Unadjusted claims increased 10,742 to 212,506 last week, lifted by a 3,329 jump in filings in Michigan. There were also notable increases in applications in Nebraska and California.
Despite the rise in claims, worker hoarding by employers following difficulties finding labor during and after the COVID-19 pandemic continues to underpin the jobs market.
Nonetheless, there has been an uptick in layoffs because of economic uncertainty asTrump's aggressive trade policy makes it challenging for businesses to plan ahead.
A report from the Bank of America Institute noted a sharp rise in higher-income households receiving unemployment benefits between February and April compared to the same period last year. Its analysis of Bank of America deposit accounts also showed notable rises among lower-income as well as middle-income households in April from the same period a year ago.
Economists expect claims in June to break above their 205,000-243,000 range for this year, mostly driven by difficulties adjusting the data for seasonal fluctuations, following a similar pattern in recent years.
Minutes of the Federal Reserve's May 6-7 policy meeting published on Wednesday showed while policymakers continued to view labor market conditions as broadly in balance, they "assessed that there was a risk that the labor market would weaken in coming months."
They noted that there was "considerable uncertainty" over the job market's outlook, adding "outcomes would depend importantly on the evolution of trade policy as well as other government policies."
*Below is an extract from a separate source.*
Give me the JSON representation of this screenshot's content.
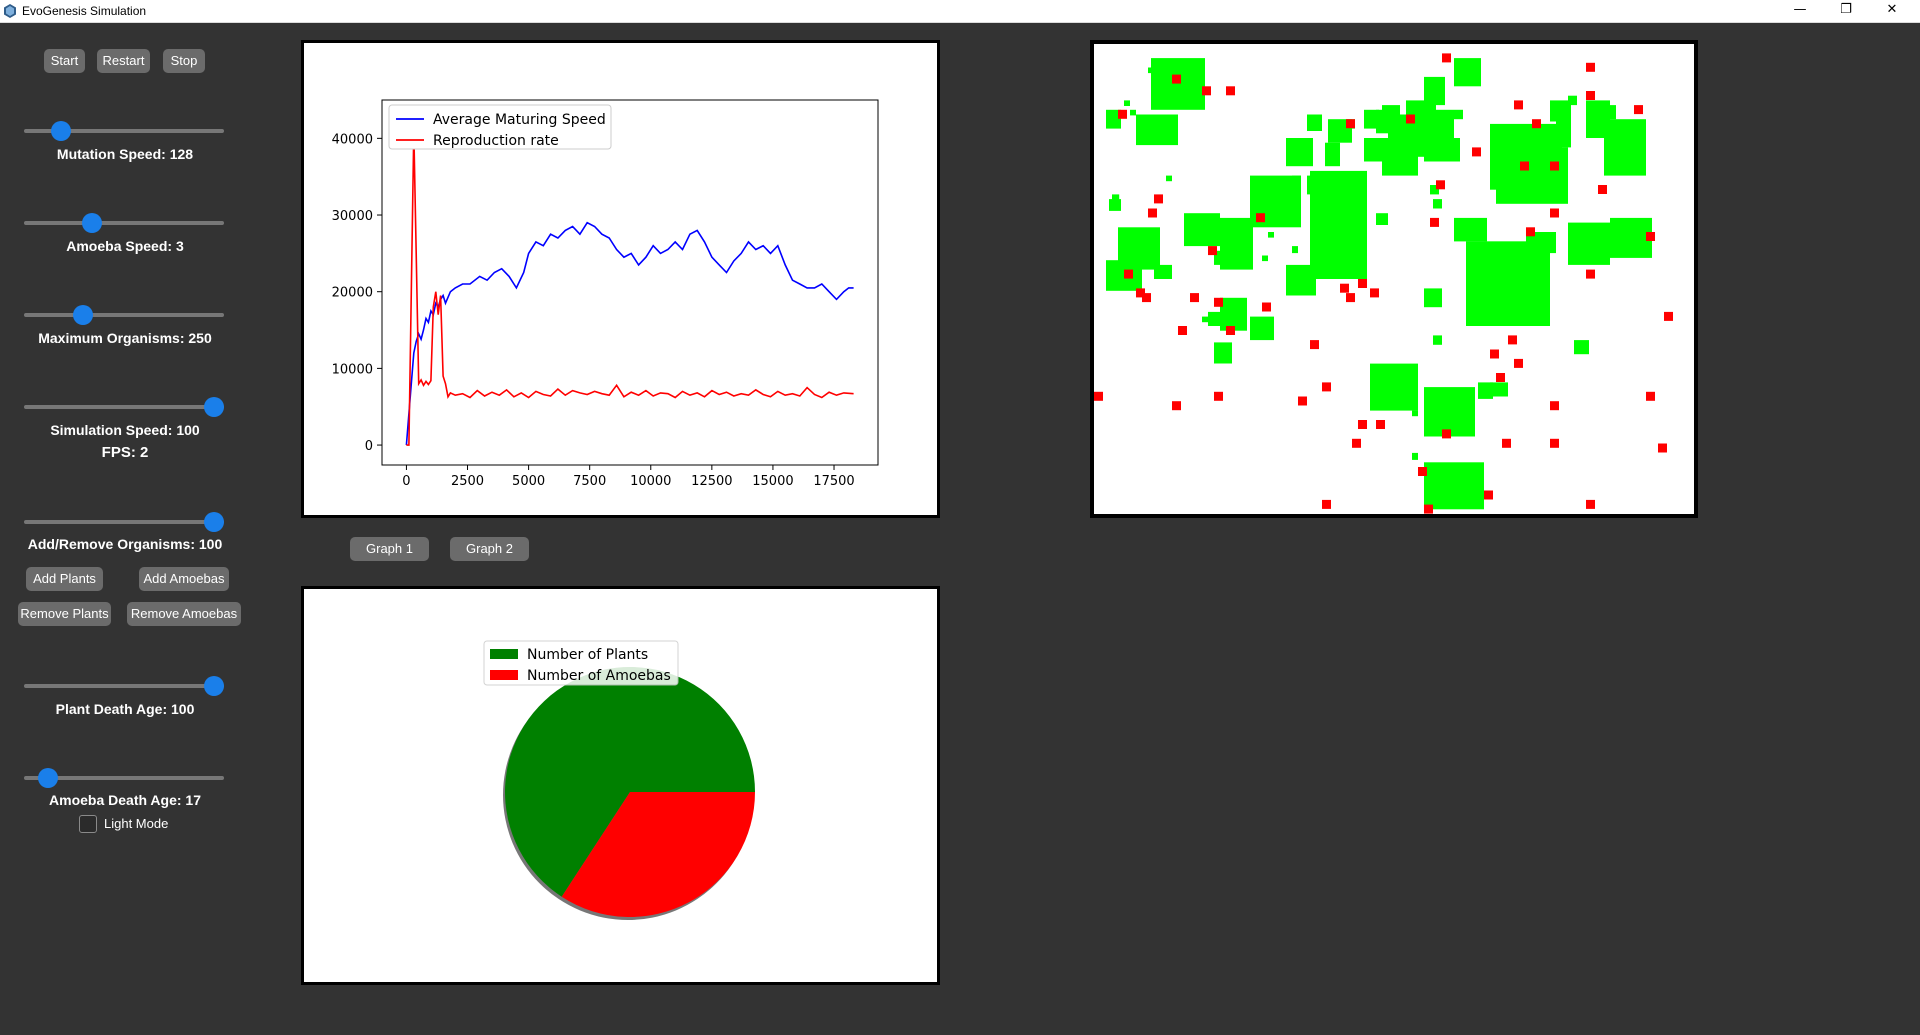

The U.S. central bank has kept its benchmark overnight interest rate in the 4.25%-4.50% range since December as officials struggle to estimate the impact of Trump's tariffs, which have raised the prospect of higher inflation and slower economic growth this year.
U.S. stocks opened higher. The dollar eased against a basket of currencies after a brief rally. U.S. Treasury yields fell.
The number of people receiving benefits after an initial week of aid, a proxy for hiring, increased 26,000 to a seasonally adjusted 1.919 million during the week ending May 17, the claims report showed. The elevated so-called continuing claims reflect companies' hesitance to increase headcount because of the economic uncertainty.
Continuing claims covered the period during which the government surveyed households for May's unemployment rate. They increased between the April and May survey periods, suggesting an uptick in the unemployment rate this month. The jobless rate was at 4.2% in April.
Many people who have lost their jobs are experiencing long spells of unemployment. The median duration of unemployment jumped to 10.4 weeks in April from 9.8 weeks in March.
With profits under pressure, there is probably little incentive for businesses to boost hiring. Mass layoffs are, however, unlikely with a Conference Board survey of chief executive officers released on Thursday showing most captains of business anticipated no change in the size of their workforce over the next year even as about 83% said they expected a recession in the next 12-18 months.
Profits from current production with inventory valuation and capital consumption adjustments dropped $118.1 billion in the first quarter, the Commerce Department's Bureau of Economic Analysis (BEA) said in a separate report. Profits surged $204.7 billion in the October-December quarter.
Companies ranging from airlines and retailers to motor vehicle manufacturers have either withdrawn or refrained from giving financial guidance for 2025, citing the uncertainty caused by the on-again and off-again nature of some duties.
Businesses front-loaded imports and households engaged in pre-emptive buying of goods last quarter to avoid higher costs, making it difficult to get a clear picture of the economy.
The deluge of imports sent gross domestic product declining at a 0.2% annualized rate in the January-March quarter, the BEA said in its second estimate of GDP. The economy was initially estimated to have contracted at a 0.3% pace. It grew at a 2.4% rate in the fourth quarter.

Other alternative measures of growth, gross domestic income and gross domestic output also showed the economy contracting at a 0.2% pace in the first quarter.